L'Iran et Israël, ennemis jurés depuis 1979, sont plongés dans un conflit qui a façonné la geopolitique du Moyen-Orient. En près d'un demi-siècle, ces deux nations s'affrontent incessamment avec pour objectif central d'empêcher l'État iranien d'acquérir l'arme nucléaire. Cet article revient sur cette lutte sourde, rythmée par des opérations secrètes et des assassinats ciblés.
Depuis la Révolution islamique, l'Iran a pris position contre Israël, nourrissant ainsi un conflit latent marqué par une rhétorique virulente. Mahmoud Ahmadinejad, ancien président iranien, clame en 2007 : "Avec l'aide de Dieu, nous assisterons prochainement à la destruction du régime sioniste". Cette déclaration préfigure les menaces persistantes contre l'État hébreu qui considère l'Iran comme un danger existentiel.
Pour Israël, la priorité est d'empêcher l'Iran d'accéder à la maîtrise nucléaire. Les méthodes employées sont des plus variées, allant des opérations discrètes aux attaques plus visibles. Parmi les interventions notables, l'attaque du virus Stuxnet en 2010 qui a visé les ordinateurs de la base nucléaire de Natanz en est un exemple. Selon Sylvain Lepetit, réalisateur du documentaire Iran, Israël et la bombe, "Le virus a été introduit par un ingénieur néerlandais, travaillant en fait pour le Mossad, qui a causé des pannes sur les centrifugeuses".

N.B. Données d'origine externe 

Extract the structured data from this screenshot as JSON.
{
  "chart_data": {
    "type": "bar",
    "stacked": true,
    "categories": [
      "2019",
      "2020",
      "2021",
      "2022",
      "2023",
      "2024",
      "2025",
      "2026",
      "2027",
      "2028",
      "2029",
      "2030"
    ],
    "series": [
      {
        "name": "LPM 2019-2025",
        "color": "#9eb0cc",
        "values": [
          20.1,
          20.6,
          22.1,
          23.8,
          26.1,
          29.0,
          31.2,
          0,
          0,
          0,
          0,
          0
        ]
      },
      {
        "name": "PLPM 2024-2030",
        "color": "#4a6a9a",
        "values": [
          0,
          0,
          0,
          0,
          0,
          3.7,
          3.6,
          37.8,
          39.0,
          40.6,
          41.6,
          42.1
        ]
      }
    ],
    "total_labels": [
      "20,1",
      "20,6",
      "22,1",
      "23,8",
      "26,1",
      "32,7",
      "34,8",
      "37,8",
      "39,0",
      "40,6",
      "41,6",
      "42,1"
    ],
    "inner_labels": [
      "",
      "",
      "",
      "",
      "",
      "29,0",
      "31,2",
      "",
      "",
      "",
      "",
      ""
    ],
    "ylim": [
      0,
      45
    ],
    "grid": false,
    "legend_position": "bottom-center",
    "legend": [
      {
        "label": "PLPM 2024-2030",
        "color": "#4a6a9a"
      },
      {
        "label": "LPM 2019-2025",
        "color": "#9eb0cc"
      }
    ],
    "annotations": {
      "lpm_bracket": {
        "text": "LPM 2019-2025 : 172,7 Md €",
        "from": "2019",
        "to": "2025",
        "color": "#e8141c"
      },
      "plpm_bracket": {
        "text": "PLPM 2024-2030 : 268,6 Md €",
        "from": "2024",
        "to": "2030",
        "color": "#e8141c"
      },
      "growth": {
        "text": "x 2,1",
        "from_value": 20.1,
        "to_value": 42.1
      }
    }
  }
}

D'une guerre secrète à un conflit ouvert
Ces opérations ont réussi à retarder le programme nucléaire iranien, mais sans l'arrêter. En 2018, le Premier ministre Benyamin Nétanyahou a révélé une collecte de documents prouvant que l'Iran poursuivait son ambition nucléaire : "Regardez ce qu'on a trouvé : 55 000 pages. Et encore 55 000 autres documents sur 183 CD !"
L'opération, marquée par le vol de milliers de fichiers d'une nuit à Téhéran, fut orchestrée par les services secrets israéliens. Cependant, l'assassinat de Mohsen Fakhrizadeh en 2020, perçu comme le chef d'orchestre du programme iranien, reste l'un des coups les plus sérieux portés par Israël. L'utilisation d'un robot tueur pour cette élimination témoigne de la sophistication des actions israéliennes. Selon Sima Shine, ancienne responsable du Mossad, "Ces actions ne peuvent pas stopper le programme nucléaire iranien. Elles l'ont ralenti, mais pas stoppé".
Cependant, en juin dernier, avec le soutien américain, Israël a franchi un cap remarquable en attaque directe contre des installations nucléaires iraniennes, transformant ainsi une guerre longtemps secrète en un affrontement ouvert. Ce changement de stratégie s'annonce comme un tournant dans le conflit, qui reste plus qu'un simple affrontement entre deux nations, mais un enjeu majeur pour la sécurité régionale.